Chatwin provides a new perspective on wanderlust. Professionally he found himself in the middle of writing a scholarly book on nomads that he knew no one would ever want to read, and while on an assignment to write something also inconsequential, he fled to Patagonia to seek stories that would help him make sense of his own. Fleeing is of course a survival instinct, but fleeing-from always brings a fleeing-to, and the world is every bit as immanent where you find yourself as it was where you were. The bomb-shelter generation’s watchword was “alienation,” a sense of displacement usually ascribed to stifling middle class values, the American business ethic, and a certain nomadism built into an emerging western culture.
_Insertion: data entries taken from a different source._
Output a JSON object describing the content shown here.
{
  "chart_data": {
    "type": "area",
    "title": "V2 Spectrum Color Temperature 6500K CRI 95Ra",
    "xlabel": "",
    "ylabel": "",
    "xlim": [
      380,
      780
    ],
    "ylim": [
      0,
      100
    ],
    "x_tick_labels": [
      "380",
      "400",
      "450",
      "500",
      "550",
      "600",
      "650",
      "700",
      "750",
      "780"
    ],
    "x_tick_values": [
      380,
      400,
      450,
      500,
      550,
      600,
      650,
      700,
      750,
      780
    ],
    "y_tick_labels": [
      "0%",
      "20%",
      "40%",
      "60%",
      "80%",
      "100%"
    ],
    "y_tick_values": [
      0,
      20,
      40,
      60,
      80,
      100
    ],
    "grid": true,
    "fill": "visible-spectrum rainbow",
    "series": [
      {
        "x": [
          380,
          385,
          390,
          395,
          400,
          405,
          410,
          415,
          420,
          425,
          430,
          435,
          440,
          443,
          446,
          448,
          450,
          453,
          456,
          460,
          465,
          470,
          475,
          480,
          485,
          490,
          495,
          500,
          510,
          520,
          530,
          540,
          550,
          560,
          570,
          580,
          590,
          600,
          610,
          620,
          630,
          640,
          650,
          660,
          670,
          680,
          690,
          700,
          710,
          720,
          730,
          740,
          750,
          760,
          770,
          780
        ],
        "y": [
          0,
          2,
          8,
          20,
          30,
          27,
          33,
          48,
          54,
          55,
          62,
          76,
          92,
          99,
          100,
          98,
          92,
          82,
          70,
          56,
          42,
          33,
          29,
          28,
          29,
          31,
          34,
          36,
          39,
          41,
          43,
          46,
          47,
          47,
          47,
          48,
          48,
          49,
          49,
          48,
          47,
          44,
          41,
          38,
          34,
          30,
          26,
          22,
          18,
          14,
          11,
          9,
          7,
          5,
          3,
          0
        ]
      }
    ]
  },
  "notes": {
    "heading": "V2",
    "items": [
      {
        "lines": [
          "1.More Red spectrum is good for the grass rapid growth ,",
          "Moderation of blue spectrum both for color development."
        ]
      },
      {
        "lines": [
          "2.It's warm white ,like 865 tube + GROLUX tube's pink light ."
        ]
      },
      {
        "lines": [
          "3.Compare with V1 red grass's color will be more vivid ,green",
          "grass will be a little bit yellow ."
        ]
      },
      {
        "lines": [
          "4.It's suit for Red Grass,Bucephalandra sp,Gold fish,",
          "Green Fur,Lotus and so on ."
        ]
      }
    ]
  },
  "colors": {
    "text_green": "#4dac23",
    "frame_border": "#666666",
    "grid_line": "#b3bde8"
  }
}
But, as we are learning from both the proliferation of weapons of cruelty along with global environmental degradation, alienation also grows from the shadow of impending extinction. My father’s position at a facility at the moment of Cold War apocalypse was a form of patriotic duty framed by historical circumstances, but what is left out of the story is that he was to report for duty alone, trusting the safety of his family to neighbors in an uncertain environment. Coming close on the heels of the great sacrifices of WWII where patriotism was articulated differently than today, his is a decision I cannot even begin to judge. Rather, like Chatwin teaches in his own indirect way, we all have to struggle to understand and reconcile solitude, obligation, and love with the end of the world.